Mr. Speaker, I have the privilege today of taking part in the debate on Bill C-31. It is a privilege since the debate at second reading began late Wednesday and will already end today. Obviously, the Liberal government prefers to gag the Bloc Quebecois in the House regarding Bill C-31, just as it did when the Standing Committee on Human Resources Development considered Bill C-12 on unemployment insurance reform.
The Liberal government is in such a hurry to pass these bills that it resorts to undemocratic measures rather than taking part in the debate and explaining the real objects of these bills, as well as their negative impact on Canadians.

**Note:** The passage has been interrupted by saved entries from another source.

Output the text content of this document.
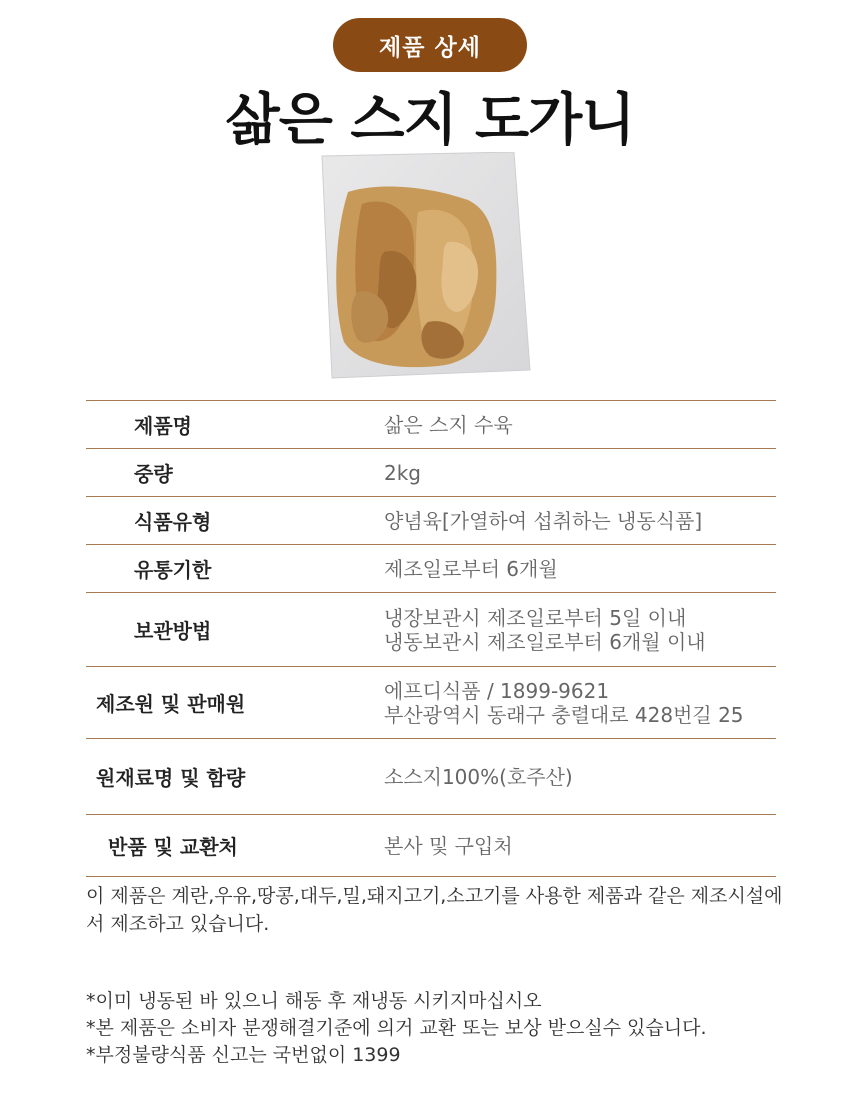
제품 상세
삶은 스지 도가니
제품명	삶은 스지 수육

중량	2kg

식품유형	양념육[가열하여 섭취하는 냉동식품]

유통기한	제조일로부터 6개월

보관방법	냉장보관시 제조일로부터 5일 이내
냉동보관시 제조일로부터 6개월 이내

제조원 및 판매원	에프디식품 / 1899-9621
부산광역시 동래구 충렬대로 428번길 25

원재료명 및 함량	소스지100%(호주산)

반품 및 교환처	본사 및 구입처
이 제품은 계란,우유,땅콩,대두,밀,돼지고기,소고기를 사용한 제품과 같은 제조시설에서 제조하고 있습니다.
*이미 냉동된 바 있으니 해동 후 재냉동 시키지마십시오
*본 제품은 소비자 분쟁해결기준에 의거 교환 또는 보상 받으실수 있습니다.
*부정불량식품 신고는 국번없이 1399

Bill C-31 seeks to enact a series of controversial measures which will hit Quebecers and Canadians hard, and which will result in the continuing deterioration of their living conditions. All this in the name of the fight against the deficit.

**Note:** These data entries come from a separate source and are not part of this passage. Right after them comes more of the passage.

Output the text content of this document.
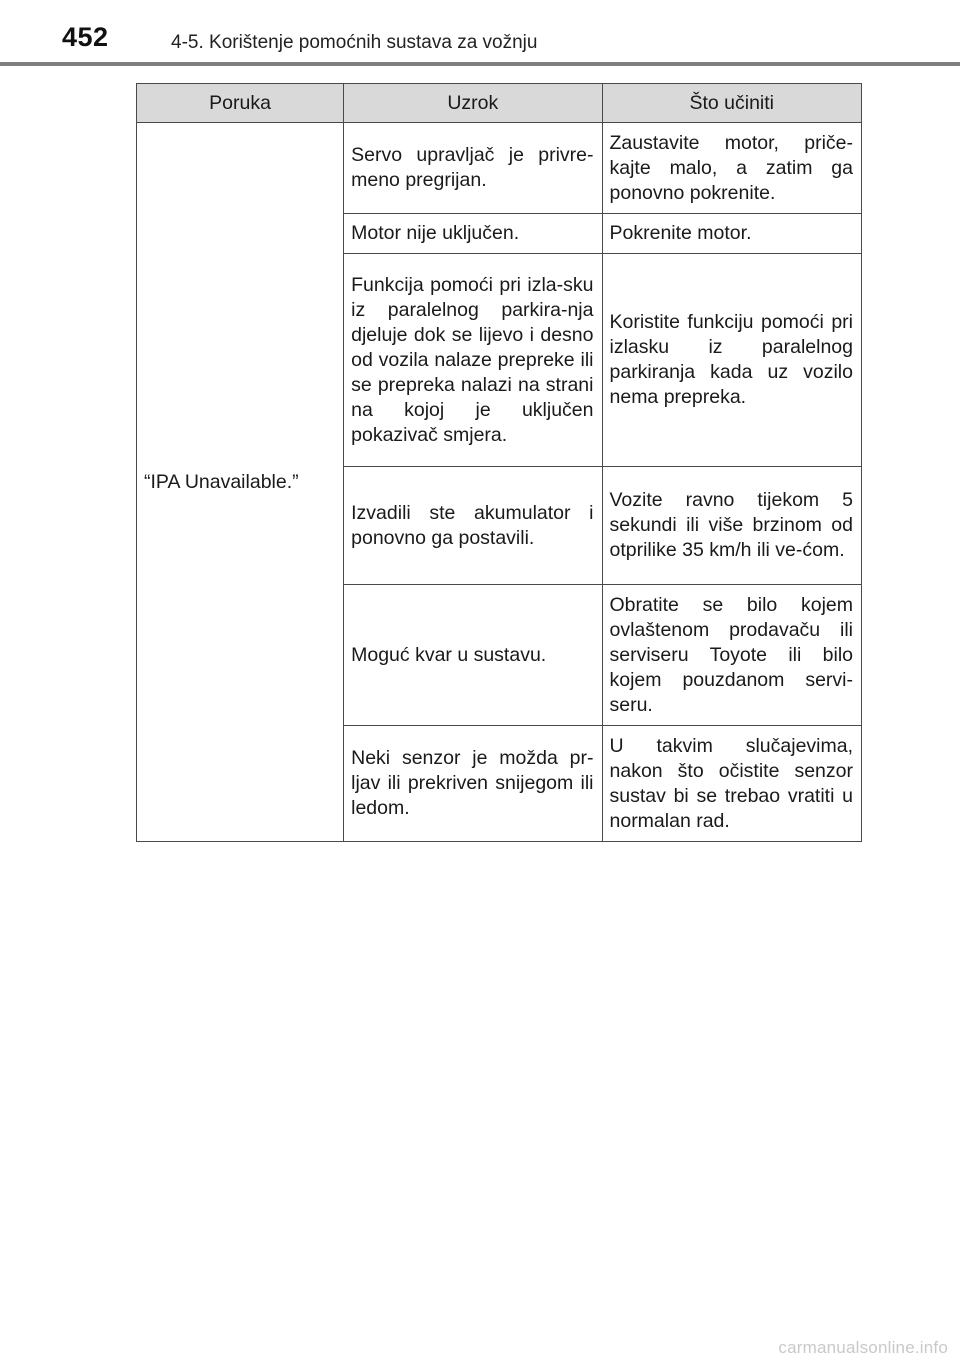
452	4-5. Korištenje pomoćnih sustava za vožnju
Poruka	Uzrok	Što učiniti
“IPA Unavailable.”	Servo upravljač je privre-meno pregrijan.	Zaustavite motor, priče-kajte malo, a zatim ga ponovno pokrenite.
	Motor nije uključen.	Pokrenite motor.
	Funkcija pomoći pri izla-sku iz paralelnog parkira-nja djeluje dok se lijevo i desno od vozila nalaze prepreke ili se prepreka nalazi na strani na kojoj je uključen pokazivač smjera.	Koristite funkciju pomoći pri izlasku iz paralelnog parkiranja kada uz vozilo nema prepreka.
	Izvadili ste akumulator i ponovno ga postavili.	Vozite ravno tijekom 5 sekundi ili više brzinom od otprilike 35 km/h ili ve-ćom.
	Moguć kvar u sustavu.	Obratite se bilo kojem ovlaštenom prodavaču ili serviseru Toyote ili bilo kojem pouzdanom servi-seru.
	Neki senzor je možda pr-ljav ili prekriven snijegom ili ledom.	U takvim slučajevima, nakon što očistite senzor sustav bi se trebao vratiti u normalan rad.
carmanualsonline.info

Sure, order has to be restored in public finances. We are all aware of the situation. However, this must not be done on the back of the poor and the unemployed. Shovelling into the provinces' backyards is not a solution either: winter is over.

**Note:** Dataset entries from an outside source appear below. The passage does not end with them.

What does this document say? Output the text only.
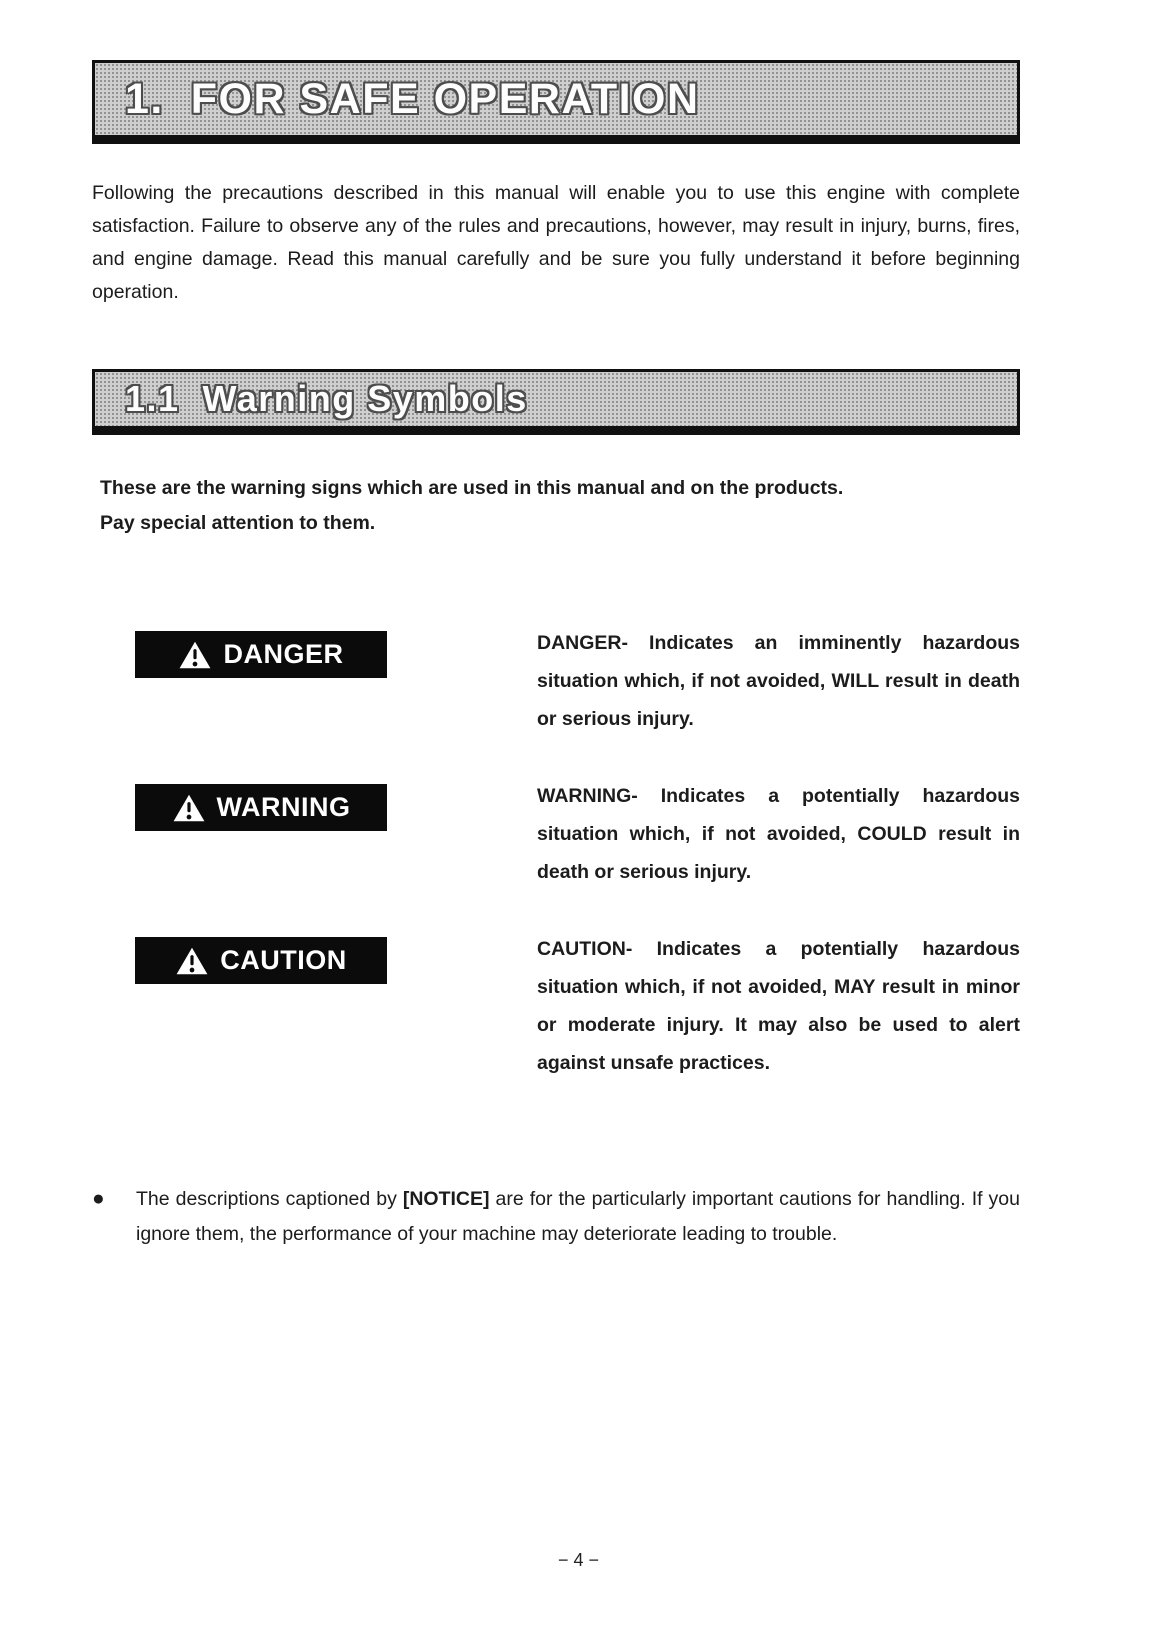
1.  FOR SAFE OPERATION

Following the precautions described in this manual will enable you to use this engine with complete satisfaction. Failure to observe any of the rules and precautions, however, may result in injury, burns, fires, and engine damage. Read this manual carefully and be sure you fully understand it before beginning operation.

1.1  Warning Symbols
These are the warning signs which are used in this manual and on the products.
Pay special attention to them.
DANGER	DANGER- Indicates an imminently hazardous situation which, if not avoided, WILL result in death or serious injury.

WARNING	WARNING- Indicates a potentially hazardous situation which, if not avoided, COULD result in death or serious injury.

CAUTION	CAUTION- Indicates a potentially hazardous situation which, if not avoided, MAY result in minor or moderate injury. It may also be used to alert against unsafe practices.

●	The descriptions captioned by [NOTICE] are for the particularly important cautions for handling. If you ignore them, the performance of your machine may deteriorate leading to trouble.

− 4 −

Part III of Bill C-31 amends the Unemployment Insurance Act so that maximum weekly benefits will drop from $445 to $413. This change will make claimants even poorer, and this means young people and single mothers mostly.
Moreover, the maximum insurable gains are being lowered to $39,000 per year. This means that it is primarily high income earners who will make lower contributions to the unemployment insurance fund. The change will result in tax savings of $900 million for high income earners. These measures directly affect the unemployed and will be applied retroactively to January 1, 1996.
Oddly enough, these two provisions are also found in Bill C-12 on unemployment insurance reform. Is the government trying to use the back door, in case the UI reform does not go through soon enough?
Despite all the demonstrations against this reform, particularly in Quebec and the eastern provinces, the party in power, the Liberal Party, is reiterating its intentions and including measures that will penalize the unemployed in Bill C-31.
This bill also affects the Canada social transfer, especially in Quebec. Unfazed, the government will continue to cut social program funding, which in Quebec will mean a shortfall of $5 billion over the next four years. The government is cutting but, in the same breath, maintaining national standards so that it can tell the provinces what to do. We have said this over and over: the government must withdraw from social program funding and give
the provinces what they need to fund these programs. All that the government is doing now is reducing the deficit on the backs of the provinces, by cutting transfers and continuing to call the shots on standards.
What is more, social program transfers will now be based on the population of provinces, instead of taking real needs into account. It is therefore the richer provinces who will benefit from the social transfers. Finally, with this bill, the red book government is reforming the GST.
The announcement by the finance minister this week concerning the agreement reached between the federal government and the provinces of Newfoundland, Nova Scotia and New Brunswick showed us without a shadow of a doubt how this party really governs.
During the last election campaign, the Liberals made the abolition of the GST one of the main planks in their electoral platform. Back then, the Prime Minister told the public that the GST had to be scrapped.
The Deputy Prime Minister, for her part, was heard on CBC on October 18, 1993, just a few days before the election, saying, and I quote:
"I have already said personally and very directly that if the GST is not abolished I will resign".
This morning's newspapers show that, surprisingly enough, the Deputy Prime Minister herself admitted talking through her hat when she made that statement. In this morning's Le Devoir , the Minister of Canadian Heritage gives her own version of history with respect to the GST: ``I never said it would be scrapped without being replaced; no one ever said that''.
Barely six months after being elected, the Prime Minister repeated on May 2, 1994: "We hate this tax and we will kill it". I think the statements made by the Prime Minister and the Deputy Prime Minister could not be any clearer. As recently as last Wednesday, the Minister of Finance himself admitted that promising to kill the GST had been a mistake. In fact, the real mistake is not that the Liberals promised to kill the GST, but that this government, which has no qualms about reneging on its most important election promises, was elected.
The hon. members for York South-Weston and for Broadview-Greenwood did not hesitate to condemn the government's refusal to honour its commitments. There were at least two members on the other side of the House who did not suffer from collective amnesia.
No matter what is written in the famous red book, all the people in Quebec and Canada heard key government figures promise to kill the GST. Not only does the agreement between the three Atlantic provinces and the federal government not kill the GST, it reinforces it.
The Minister of Finance talked about harmonizing provincial and federal sales taxes; in fact, provincial taxes will not be harmonized with but absorbed into the GST to become a national tax fully administered by the federal government, depriving the provinces of their autonomy in controlling their own tax rates.
To add insult to injury, the Minister of Finance is making the other provinces pay for this agreement. In fact, $960 million will be paid to the three Atlantic provinces concerned, including $250 million taken directly from the pockets of Quebecers. And this is only the beginning, as this measure will be implemented in the same way after the federal government negotiates agreements with Manitoba, Saskatchewan and Prince Edward Island.
To top it all, the government is paying to renege on its promises while pretending to honour them. The GST stays, and the government continues to dump its deficit onto the provinces. Obviously, things could not be any better.